OpenEphyra is a question answering (QA) system developed here at the Language Technologies Institute by Nico Schlaefer. He began his work at the University of Karlsruhe in Germany, but has since continued it at CMU and is currently a PhD student here. Since it is a home-grown language technologies package, I decided to check it out and play around. This is the first QA system I have used that wasn’t integrated in a search engine, so this isn’t exactly an expert review.
Getting started in Windows (or Linux or whatever) is pretty easy if you already have Apache ant and Java installed. Ant isn’t necessary, but I recommend getting it if you don’t have it already. It’s just handy. First, download the OpenEphyra package from sourceforge. The download is about 59 MB and once it’s done unpack it in whatever directory you want. Assuming you have ant installed, all you have to do is type
ant to build it, though you may want to issue
ant clean first. I had to make one slight change to the build.xml file to get it to run, which was on line 55:
<jvmarg line="-server& #13;-Xms512m& #13;-Xmx1024m"/>, which had to be changed to
<jvmarg line="-server -Xms512m -Xmx1024m"/>. Easy enough. Then to run it, all you have to do is type
After taking a short bit to load up, you can enter questions on the command line. Based on what I can tell from the output, it begins by normalizing the question (removing morphology, getting rid of punctuation). Then it determines the type of answer it is looking for, like a person’s name or a place and assigns certain properties to what it expects to find. Next it automatically creates a list of queries that are sent to the search engine(s). The documentation indicates that the AQUAINT, AQUAINT-2 and BLOG06 corpora are included (at least preprocessing is supported), but there are searchers for Google, Wikipedia, Yahoo and several others. Indri is a search engine which supports structured queries and OpenEphyra auto-generates some structured queries from what I saw playing around. After generating the queries, they are sent to the various searchers and results are obtained and scored. Finally, if you’re lucky, you get an answer to your question.

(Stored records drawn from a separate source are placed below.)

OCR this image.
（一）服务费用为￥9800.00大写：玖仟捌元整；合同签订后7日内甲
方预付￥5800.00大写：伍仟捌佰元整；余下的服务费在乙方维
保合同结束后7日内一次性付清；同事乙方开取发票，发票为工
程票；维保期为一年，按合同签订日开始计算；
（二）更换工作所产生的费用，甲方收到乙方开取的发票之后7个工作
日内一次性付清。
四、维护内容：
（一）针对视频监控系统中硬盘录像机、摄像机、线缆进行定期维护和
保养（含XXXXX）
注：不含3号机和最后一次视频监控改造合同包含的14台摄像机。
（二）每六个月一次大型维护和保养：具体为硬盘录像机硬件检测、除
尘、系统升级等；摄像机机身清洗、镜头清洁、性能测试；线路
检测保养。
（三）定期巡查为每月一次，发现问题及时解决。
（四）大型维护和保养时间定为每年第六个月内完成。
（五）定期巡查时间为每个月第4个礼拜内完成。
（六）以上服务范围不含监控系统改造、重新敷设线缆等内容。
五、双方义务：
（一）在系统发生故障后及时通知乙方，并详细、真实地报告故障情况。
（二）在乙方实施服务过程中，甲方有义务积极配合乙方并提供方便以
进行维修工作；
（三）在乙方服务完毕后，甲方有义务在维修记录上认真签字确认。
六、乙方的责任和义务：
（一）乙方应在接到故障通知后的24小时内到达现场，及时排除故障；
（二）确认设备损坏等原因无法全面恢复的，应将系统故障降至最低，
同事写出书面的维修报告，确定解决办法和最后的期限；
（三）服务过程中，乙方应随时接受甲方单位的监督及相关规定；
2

Here are the results of screwing around with it for a few minutes:
- Who created OpenEphyra?
- no answer (sorry, Nico)
- Who invented the cotton gin?
- Eli Whitney
- Who created man?
- What is the capital of Mongolia?
- Who invented the flux capacitor?
- Doc Brown (awesome!)
- Who is the author of the Mendicant Bug?
- Zuckerberg — damn you, Facebook! :(
- How much wood can a woodchuck chuck?
- no answer (correct)
- What is the atomic number of Curium?
- 96 (also correct)
- Who killed Lord Voldemort?
- Harry (correct, but partial)
- How many rings for elven kings?
- 3021 (so, so very wrong)
Fun stuff! It’s not anywhere near perfect, but there are definite uses and the thing is ridiculously easy to install and use. Also, it’s in Java, so you can integrate it with your own system with very little effort. Depending on what sort of question you are looking for answers to, you get various levels of results. Factual questions about geography and people tend to do better than questions about numbers and fiction, as you might expect. Also, why-questions are not supported.
Another bonus is the project is open source, so if you’re into QA, you can help develop it.